I have come to Cuc Phuong National Park, after a 90 minute motorbike ride from Ninh Binh City. After leaving the city, the road winds its way through small villages surrounded by rice paddies. Soon the houses give way to more rice paddies, interspersed with stunning limestone karsts. The landscape is very similar to the karst formations of Northern Vietnam’s Ha Long Bay, yet, due to its in-land location, obviously lacks the marine features of its coastal counterpart.
Cuc Phuong is Vietnam’s oldest national park and was established over 50 years ago. The scenery that unfolds before my eyes is breathtaking, and the calls of insects, birds, and primates lure me into the dense forest. On walks I explore the park’s extensive trekking trails, listen to the mystical sounds of the jungle and visit some of the villages in the area, where I could see some of the traditional stilt houses, agricultural tools and, luckily, musical performances by some of the region’s ethical minority groups.
The park is also home to some of the region’s most successful conservation centres, where injured and confiscated animals from the wildlife trade are rehabilitated and prepared for their re-release into the wild.
Visiting the Endangered Primate Rescue Centre was my highlight, and I spent close to two hours watching over 100 primates of over 15 different species of gibbons and langurs play, feed and nurture their young. At the Turtle Conservation Centre close to 20 different turtle species that have been rescued from the wildlife trade are housed and bred, and possibly will be re-introduced into the wild eventually.
As most of these species are endangered, the conservation centre also functions as a place of education and provides vital information about the key turtle species in Vietnam. For example, did you know that it can take up to 30 years for a turtle to hatch from an egg, mature, and procreate? The life cycle of these stunning creatures is unbelievably slow, and sadly the high demand for turtles (as pets or meat) is devastating turtle stocks across Vietnam.
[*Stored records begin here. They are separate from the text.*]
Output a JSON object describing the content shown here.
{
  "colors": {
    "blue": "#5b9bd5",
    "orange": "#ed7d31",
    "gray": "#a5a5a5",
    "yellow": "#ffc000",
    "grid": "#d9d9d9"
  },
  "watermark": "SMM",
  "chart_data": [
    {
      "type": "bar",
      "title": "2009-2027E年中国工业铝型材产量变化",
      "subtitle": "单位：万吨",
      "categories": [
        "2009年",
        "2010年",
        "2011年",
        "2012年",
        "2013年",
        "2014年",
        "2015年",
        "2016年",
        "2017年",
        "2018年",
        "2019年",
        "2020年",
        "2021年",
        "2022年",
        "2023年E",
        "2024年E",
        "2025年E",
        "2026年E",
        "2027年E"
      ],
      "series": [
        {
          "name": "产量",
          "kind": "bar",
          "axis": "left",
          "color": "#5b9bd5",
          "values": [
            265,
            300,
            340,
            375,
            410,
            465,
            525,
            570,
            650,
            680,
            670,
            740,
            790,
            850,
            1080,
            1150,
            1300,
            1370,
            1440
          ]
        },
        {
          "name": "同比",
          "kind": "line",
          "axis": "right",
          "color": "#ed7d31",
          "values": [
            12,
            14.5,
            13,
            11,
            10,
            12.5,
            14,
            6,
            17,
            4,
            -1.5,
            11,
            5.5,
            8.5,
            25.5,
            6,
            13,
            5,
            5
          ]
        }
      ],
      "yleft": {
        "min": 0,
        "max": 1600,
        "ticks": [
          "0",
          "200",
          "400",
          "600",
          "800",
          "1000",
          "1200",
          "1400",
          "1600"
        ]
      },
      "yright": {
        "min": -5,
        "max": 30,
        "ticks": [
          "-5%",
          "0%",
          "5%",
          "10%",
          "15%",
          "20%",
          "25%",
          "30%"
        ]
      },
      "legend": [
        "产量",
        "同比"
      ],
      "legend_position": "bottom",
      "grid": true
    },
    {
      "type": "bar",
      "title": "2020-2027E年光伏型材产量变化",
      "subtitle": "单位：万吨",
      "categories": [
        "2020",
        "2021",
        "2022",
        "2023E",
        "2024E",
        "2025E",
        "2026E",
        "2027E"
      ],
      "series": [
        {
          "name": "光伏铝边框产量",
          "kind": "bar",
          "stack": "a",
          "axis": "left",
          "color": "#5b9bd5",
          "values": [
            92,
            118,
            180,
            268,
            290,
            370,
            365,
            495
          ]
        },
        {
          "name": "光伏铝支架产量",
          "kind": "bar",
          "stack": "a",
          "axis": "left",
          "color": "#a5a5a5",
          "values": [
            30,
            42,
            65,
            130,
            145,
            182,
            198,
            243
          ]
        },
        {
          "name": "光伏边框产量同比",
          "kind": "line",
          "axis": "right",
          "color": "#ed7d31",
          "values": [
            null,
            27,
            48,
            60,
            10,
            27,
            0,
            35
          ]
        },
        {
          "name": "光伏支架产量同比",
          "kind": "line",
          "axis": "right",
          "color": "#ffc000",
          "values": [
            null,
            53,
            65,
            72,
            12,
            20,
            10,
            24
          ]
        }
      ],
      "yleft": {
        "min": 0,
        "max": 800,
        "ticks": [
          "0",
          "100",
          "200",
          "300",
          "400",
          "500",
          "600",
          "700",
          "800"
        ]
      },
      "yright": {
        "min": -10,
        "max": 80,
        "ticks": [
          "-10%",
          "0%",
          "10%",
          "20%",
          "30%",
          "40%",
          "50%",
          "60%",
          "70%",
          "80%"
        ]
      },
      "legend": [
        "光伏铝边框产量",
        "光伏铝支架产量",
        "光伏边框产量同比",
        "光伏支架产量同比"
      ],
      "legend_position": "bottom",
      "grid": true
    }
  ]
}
The Small Carnivore and Pangolin Conservation Centre next door is home to some of the most endangered small mammals in Vietnam, such as the Owston civet or leopard cat.
After visiting all three centres and learning about the natural heritage and biodiversity of Vietnam, I walked back to my lodge contemplating the beauty of it all: the landscape, the conservation efforts of so many dedicated individuals and organisations, the fascinating species of animals and plants that are unique to this part of the world, and our role of humans within it all.
Faced with such spectacular surroundings, I felt very small. Standing there, alone, in the middle of thousands of years of evolutionary processes, I couldn’t help but wonder what the future would bring – would we as humanity manage to come together to preserve our natural beauty, or would we continue in our path towards destruction and extinction? I guess only time will tell.
However, I can say for certain that Cuc Phuong National Park is a wonderful place to escape to and provides the perfect backdrop for profound thoughts and musings about life.